Light-induced psbA translation in plants is triggered by photosystem II damage via an assembly-linked autoregulatory circuit

• Published in: Proceedings of the National Academy of Sciences - PNAS Vol. 117; no. 35; pp. 21775 - 21784
• Main Authors: Chotewutmontri, Prakitchai, Barkan, Alice
• Format: Journal Article
• Language: English
• Published: United States National Academy of Sciences 01.09.2020
• Subjects: Arabidopsis - genetics; Arabidopsis - metabolism; Arabidopsis Proteins - genetics; Arabidopsis Proteins - metabolism; Assembly; Biological Sciences; Chlorophyll Binding Proteins - metabolism; Chloroplasts; Chloroplasts - metabolism; Circuits; Damage; Electron transport; Elongation; Eukaryotic Initiation Factors - metabolism; Light; Membrane Proteins - metabolism; mRNA; Mutants; Occupancy; Photodegradation; Photosynthesis; Photosystem II; Photosystem II Protein Complex - genetics; Photosystem II Protein Complex - metabolism; Plants - genetics; Protein Biosynthesis - physiology; Protein Processing, Post-Translational - physiology; Recruitment; Ribosomes; Ribosomes - metabolism; RNA, Messenger - metabolism; Transcription, Genetic; Translation; Translation elongation; Zea mays - genetics; Zea mays - metabolism; photosystem II; translational control; chloroplast; psbA
• ISSN: 0027-8424; 1091-6490; 1091-6490
• DOI: 10.1073/pnas.2007833117

The D1 reaction center protein of photosystem II (PSII) is subject to light-induced damage.
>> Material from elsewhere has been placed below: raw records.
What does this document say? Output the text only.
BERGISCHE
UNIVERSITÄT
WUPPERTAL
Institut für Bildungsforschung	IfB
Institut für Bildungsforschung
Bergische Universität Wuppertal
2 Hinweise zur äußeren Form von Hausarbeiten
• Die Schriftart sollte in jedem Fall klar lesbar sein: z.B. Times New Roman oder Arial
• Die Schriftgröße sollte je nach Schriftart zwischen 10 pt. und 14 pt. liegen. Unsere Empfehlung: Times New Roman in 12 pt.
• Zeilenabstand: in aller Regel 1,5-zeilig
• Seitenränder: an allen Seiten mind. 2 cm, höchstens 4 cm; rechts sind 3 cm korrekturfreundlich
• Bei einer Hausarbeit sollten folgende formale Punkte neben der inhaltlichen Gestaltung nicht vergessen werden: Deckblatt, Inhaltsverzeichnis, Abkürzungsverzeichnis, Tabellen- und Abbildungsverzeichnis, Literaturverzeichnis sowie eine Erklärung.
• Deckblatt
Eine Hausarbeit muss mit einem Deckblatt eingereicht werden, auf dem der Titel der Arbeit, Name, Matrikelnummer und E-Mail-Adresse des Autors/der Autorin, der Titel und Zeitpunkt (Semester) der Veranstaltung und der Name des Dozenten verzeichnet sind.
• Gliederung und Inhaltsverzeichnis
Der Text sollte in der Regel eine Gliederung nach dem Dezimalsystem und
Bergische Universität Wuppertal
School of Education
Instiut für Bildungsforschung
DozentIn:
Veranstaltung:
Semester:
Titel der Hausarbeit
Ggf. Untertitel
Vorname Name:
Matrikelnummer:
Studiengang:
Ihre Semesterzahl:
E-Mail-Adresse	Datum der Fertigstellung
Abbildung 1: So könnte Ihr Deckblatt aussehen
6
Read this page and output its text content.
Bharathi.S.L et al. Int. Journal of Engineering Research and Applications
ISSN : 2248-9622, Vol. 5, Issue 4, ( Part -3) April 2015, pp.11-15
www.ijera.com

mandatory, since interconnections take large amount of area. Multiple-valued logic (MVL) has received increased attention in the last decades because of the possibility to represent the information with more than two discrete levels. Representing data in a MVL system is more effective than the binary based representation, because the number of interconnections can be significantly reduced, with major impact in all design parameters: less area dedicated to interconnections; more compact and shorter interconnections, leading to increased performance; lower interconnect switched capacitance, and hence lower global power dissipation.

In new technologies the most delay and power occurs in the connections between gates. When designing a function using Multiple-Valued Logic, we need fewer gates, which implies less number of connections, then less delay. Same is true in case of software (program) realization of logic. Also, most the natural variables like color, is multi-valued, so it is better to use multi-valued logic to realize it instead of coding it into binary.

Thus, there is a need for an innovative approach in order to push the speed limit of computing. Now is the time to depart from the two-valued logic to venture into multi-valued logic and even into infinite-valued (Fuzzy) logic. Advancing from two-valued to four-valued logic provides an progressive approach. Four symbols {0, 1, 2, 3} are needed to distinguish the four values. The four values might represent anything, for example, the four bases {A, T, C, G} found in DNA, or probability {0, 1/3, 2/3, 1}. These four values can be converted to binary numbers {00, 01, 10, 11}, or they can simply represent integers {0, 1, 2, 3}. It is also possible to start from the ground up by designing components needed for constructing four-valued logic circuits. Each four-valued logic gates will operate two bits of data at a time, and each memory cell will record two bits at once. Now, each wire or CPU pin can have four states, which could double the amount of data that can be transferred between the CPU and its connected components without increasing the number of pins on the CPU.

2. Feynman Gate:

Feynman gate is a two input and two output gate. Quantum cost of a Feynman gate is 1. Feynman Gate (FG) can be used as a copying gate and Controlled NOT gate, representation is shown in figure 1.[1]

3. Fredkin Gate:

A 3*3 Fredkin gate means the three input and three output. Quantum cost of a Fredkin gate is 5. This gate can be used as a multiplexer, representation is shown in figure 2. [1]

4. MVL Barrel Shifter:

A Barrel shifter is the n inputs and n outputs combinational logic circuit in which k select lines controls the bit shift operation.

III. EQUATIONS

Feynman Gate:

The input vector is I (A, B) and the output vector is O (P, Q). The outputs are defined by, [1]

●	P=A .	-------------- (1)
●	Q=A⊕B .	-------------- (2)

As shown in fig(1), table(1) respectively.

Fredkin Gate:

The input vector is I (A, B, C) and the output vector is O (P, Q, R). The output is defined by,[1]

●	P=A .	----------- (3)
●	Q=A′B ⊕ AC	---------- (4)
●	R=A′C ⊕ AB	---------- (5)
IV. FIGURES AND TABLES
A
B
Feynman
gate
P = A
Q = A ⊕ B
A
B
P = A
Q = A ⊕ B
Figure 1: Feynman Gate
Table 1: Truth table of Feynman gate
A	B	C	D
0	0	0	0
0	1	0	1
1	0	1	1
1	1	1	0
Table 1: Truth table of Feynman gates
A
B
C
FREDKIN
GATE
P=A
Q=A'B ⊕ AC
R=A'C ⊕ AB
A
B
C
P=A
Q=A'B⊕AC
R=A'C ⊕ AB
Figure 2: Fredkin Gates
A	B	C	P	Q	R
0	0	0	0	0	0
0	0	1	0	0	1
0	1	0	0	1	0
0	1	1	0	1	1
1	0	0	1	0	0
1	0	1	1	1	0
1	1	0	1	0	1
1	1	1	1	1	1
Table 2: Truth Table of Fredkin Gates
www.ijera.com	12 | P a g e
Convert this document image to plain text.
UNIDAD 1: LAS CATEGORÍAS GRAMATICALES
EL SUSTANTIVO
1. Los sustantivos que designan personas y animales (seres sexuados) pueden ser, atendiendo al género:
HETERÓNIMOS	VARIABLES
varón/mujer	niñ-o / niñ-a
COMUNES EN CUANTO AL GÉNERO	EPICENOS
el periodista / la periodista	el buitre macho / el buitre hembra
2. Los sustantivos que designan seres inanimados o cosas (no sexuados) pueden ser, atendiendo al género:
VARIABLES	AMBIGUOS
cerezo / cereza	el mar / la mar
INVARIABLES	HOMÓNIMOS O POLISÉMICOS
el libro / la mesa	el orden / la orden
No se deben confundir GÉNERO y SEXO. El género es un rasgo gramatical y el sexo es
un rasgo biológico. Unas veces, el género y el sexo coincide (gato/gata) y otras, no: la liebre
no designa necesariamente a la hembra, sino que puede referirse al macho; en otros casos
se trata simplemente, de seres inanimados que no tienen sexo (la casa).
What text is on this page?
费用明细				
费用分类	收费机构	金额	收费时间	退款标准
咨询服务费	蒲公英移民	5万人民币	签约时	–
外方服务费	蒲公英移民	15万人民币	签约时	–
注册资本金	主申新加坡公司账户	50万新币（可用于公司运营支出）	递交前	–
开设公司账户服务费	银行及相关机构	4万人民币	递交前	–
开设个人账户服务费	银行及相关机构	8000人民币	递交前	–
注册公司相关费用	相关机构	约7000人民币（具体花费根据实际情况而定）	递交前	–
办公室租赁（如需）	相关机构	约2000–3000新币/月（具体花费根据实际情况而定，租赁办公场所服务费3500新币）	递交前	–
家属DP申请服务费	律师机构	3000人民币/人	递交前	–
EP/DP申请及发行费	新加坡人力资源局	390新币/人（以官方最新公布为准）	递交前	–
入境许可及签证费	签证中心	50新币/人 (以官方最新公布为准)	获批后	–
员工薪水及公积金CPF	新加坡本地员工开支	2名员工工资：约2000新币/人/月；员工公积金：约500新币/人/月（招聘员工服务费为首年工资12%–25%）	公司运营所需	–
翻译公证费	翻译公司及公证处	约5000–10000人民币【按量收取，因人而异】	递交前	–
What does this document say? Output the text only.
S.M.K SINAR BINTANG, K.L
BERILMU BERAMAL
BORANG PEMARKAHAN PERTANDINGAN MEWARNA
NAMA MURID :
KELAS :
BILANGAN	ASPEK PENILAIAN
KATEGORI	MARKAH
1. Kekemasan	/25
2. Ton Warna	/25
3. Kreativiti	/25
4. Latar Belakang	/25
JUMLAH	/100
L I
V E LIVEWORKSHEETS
Degradation of damaged D1 and its replacement by nascent D1 are at the heart of a PSII repair cycle, without which photosynthesis is inhibited. In mature plant chloroplasts, light stimulates the recruitment of ribosomes specifically to psbA mRNA to provide nascent D1 for PSII repair and also triggers a global increase in translation elongation rate. The light-induced signals that initiate these responses are unclear. We present action spectrum and genetic data indicating that the light-induced recruitment of ribosomes to psbA mRNA is triggered by D1 photo-damage, whereas the global stimulation of translation elongation is triggered by photosynthetic electron transport. Furthermore, mutants lacking HCF136, which mediates an early step in D1 assembly, exhibit constitutively high psbA ribosome occupancy in the dark and differ in this way from mutants lacking PSII for other reasons. These results, together with the recent elucidation of a thylakoid membrane complex that functions in PSII assembly, PSII repair, and psbA translation, suggest an autoregulatory mechanism in which the light-induced degradation of D1 relieves repressive interactions between D1 and translational activators in the complex. We suggest that the presence of D1 in this complex coordinates D1 synthesis with the need for nascent D1 during both PSII biogenesis and PSII repair in plant chloroplasts.